US Army 'Construction Surge' in Afghanistan

By SOP newswire

KABUL (AFP) - A US army "construction surge" in Afghanistan next year worth nearly two-billion dollars will go mainly on infrastructure for the growing army and police, the chief of engineers said Thursday.

The amount planned for next year is up on the 2.8-billion dollars spent between 2003 and 2007 by the US Army Corps of Engineers.

About 75 percent of next year's allocation would go towards building facilities for the Afghan security forces on which the country depends, the head of the corps, Lieutenant General Robert L. Van Antwerp, told reporters.

The 228 US army engineers in Afghanistan were also building roads and surveying dams for use to provide power, irrigation and drinking water, he said after a short visit to Afghanistan.

"In 2008 the corps of engineers is planning a construction surge through Afghanistan costing nearly two-billion dollars," a statement on his visit said.

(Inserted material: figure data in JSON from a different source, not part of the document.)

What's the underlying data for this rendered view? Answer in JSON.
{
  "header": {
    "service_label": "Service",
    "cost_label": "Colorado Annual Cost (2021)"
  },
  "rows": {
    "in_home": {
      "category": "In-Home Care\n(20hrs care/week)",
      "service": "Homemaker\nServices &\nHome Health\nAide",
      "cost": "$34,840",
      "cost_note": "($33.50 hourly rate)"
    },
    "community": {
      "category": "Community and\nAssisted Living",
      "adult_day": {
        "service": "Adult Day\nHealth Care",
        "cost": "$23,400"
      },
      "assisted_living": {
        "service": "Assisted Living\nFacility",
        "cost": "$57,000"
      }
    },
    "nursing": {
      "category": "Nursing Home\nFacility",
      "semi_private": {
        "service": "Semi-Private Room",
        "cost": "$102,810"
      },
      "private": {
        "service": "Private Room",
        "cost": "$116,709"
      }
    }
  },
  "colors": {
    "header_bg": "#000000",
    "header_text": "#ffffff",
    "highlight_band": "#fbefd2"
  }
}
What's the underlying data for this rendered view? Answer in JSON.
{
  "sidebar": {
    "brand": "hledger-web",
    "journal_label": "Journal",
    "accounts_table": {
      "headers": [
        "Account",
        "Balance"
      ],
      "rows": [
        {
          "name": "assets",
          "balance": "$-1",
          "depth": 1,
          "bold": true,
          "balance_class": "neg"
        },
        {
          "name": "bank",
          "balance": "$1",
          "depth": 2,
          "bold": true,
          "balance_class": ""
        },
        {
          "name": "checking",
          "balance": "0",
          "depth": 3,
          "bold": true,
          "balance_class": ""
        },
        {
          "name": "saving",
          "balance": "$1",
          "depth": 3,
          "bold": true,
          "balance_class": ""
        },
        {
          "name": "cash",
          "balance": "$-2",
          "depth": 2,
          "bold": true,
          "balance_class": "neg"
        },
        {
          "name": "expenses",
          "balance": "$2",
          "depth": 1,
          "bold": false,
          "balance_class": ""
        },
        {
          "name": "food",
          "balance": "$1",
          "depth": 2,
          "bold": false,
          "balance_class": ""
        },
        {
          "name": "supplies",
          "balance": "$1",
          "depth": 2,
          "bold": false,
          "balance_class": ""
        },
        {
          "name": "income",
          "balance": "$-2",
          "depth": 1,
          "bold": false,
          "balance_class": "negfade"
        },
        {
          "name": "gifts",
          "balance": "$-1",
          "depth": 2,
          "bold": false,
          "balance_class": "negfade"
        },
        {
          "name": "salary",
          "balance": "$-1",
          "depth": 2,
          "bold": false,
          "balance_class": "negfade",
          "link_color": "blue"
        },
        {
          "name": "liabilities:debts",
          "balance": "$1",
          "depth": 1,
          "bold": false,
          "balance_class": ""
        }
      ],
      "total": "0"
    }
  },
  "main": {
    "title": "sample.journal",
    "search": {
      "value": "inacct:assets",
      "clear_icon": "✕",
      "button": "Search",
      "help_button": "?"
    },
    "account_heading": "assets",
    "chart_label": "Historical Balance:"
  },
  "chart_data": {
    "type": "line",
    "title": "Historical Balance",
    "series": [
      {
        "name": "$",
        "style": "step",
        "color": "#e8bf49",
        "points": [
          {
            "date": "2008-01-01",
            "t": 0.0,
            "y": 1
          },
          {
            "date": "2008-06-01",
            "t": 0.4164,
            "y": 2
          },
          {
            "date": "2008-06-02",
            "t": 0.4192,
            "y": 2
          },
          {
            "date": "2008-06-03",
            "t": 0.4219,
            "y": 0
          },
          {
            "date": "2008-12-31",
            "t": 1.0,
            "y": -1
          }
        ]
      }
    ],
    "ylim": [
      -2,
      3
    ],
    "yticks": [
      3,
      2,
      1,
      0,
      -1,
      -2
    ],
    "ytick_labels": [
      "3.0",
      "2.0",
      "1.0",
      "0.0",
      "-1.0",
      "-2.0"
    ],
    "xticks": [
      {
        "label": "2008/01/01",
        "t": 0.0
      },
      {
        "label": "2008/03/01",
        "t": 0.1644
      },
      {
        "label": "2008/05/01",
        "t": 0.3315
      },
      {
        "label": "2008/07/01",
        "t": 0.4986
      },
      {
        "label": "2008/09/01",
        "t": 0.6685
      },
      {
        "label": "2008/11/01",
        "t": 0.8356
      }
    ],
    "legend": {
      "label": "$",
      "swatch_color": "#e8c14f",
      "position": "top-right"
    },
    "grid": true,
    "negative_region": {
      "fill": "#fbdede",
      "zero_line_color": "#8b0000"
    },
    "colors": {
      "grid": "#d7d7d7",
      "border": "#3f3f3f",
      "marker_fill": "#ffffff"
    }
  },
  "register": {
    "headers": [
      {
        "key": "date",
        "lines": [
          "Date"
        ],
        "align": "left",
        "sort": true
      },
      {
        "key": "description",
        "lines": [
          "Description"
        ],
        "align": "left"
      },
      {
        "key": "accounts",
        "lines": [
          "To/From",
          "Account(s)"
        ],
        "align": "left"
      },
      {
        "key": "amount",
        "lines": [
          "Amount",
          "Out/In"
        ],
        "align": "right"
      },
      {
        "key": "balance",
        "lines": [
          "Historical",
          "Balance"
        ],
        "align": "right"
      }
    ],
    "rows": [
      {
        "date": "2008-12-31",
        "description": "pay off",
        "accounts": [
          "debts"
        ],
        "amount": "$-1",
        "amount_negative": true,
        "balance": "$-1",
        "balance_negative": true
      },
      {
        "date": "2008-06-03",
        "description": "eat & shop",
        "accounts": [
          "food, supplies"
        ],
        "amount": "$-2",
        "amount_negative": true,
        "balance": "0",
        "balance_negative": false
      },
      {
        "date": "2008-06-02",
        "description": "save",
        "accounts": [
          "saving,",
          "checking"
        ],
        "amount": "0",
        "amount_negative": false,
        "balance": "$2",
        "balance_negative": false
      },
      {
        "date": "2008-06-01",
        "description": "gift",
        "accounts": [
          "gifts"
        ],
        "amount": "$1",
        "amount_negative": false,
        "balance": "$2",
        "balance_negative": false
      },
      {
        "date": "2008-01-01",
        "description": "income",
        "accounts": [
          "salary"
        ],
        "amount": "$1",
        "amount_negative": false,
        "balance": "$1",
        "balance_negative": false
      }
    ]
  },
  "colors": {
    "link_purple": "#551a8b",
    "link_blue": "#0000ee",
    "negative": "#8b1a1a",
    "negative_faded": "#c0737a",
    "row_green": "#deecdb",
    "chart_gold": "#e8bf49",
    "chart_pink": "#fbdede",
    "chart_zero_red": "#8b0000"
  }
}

The corps, which in Afghanistan is 70 percent civilian, has already built nine brigade bases for the Afghan National Army that include barracks, dining facilities, power supplies and sewage treatment facilities.

It also built a 37-million-dollar bridge between Tajikistan and Afghanistan that was opened in August.

The aim is "getting the country on its feet," Van Antwerp said. "We have got a country that has been at war for 30 years and that has taken its toll."

The growth of the Afghan army and police was particularly important.

"If people aren't afraid to go to market, if they aren't afraid to have a bazaar, then you start to get the freedom that enables people to be entrepreneurs," he said.

The United States led the invasion that toppled the Taliban government in late 2001 weeks after the 9/11 attacks by Al-Qaeda, which then had training camps in Afghanistan.

It is the country's main supporter as it battles a Taliban-led insurgency that has been its deadliest this year.

Washington in January announced 10.6-billion dollars in aid over the next two years, of which 8.6-billion dollars was for training and equipping Afghan security forces and two billion for reconstruction.